Дмитрий Никитич продолжает: социализм социализмом, а «мое» – отдай! За копейку удавится всяк и каждый, даже начитанный. И потому лучше чтить уклад, традиции и царя. (Это мертвая логика. Мне нужен смысл. С-мысл. Он понимает – умен. И говорит, что с-мысла нет. «Нас слишком мало для этого. С-мысл – мысль над всеми – возникает только всемирно».) Усмехается: на стороне красных много офицеров. Ведь это – предатели. Они нарушили присягу. Смогут ли красные поверить клятвопреступникам?
Что ж, он, кажется, прав. Большевики – исчадие ада, но теперь они – государство, Россия. У них своя, извращенная мораль, их вожди всегда утверждали две морали – «буржуазную» и «социалистическую», поэтому «бывшим» не поверят до конца. Их используют в борьбе с теми, кто чтит веру и верность, и уничтожат. Рано или поздно.
И разница в том, что наша мораль никогда не позволит нам расправиться с рабочими, которые чтут царя и Бога, – сколь бы ни были заложены в каждом из них «социализм» и «пролетарское» состояние. Этим разнятся наши две Морали. Кто ведет в плен – тот сам пойдет в плен.

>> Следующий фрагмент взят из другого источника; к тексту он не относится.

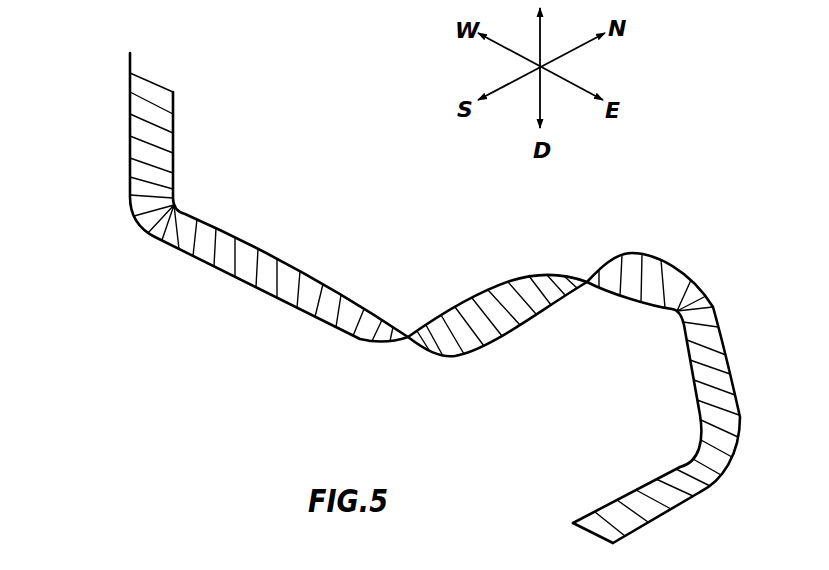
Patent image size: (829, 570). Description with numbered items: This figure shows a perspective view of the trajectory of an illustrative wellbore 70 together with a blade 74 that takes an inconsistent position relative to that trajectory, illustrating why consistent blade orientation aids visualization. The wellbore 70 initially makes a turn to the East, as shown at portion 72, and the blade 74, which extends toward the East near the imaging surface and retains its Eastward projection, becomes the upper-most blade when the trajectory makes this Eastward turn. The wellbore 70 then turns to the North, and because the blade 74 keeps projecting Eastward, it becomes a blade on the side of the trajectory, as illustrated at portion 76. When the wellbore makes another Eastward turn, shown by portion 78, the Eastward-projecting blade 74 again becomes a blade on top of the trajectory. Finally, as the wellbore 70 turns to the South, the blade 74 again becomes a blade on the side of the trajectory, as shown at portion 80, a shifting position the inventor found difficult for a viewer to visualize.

Он рассказывает удивительно: мальчиком пришел в литейный (долго объяснял – какая печь для чего, и как льется металл, и какой у него цвет и свет, но все это – мимо, мимо, я понимаю и вижу цвет и свет металла только в обнаженном палаше), страшная жара, пудовый ковш нужно доволочь до опоки опрокинуть и – снова и снова… Здесь долго не живут, он сам удивляется, отчего не сгубила его работа еще в юности. Должно быть, оттого, что цель была: «поставить» избу, жениться, выйти из нужды. И вот – «зашибал копейку». Он употребил почти метонимию, но не знает об этом и не узнает никогда. И дети его – если они есть – тоже не узнают. И в этом – высшая справедливость, потому что я тоже (и мои дети – если они когда-нибудь появятся у меня) никогда не стану к вагранке, главное в другом: мы оба верим, что вначале было слово, и слово было у Бога, и слово было «Бог». Бог – прав.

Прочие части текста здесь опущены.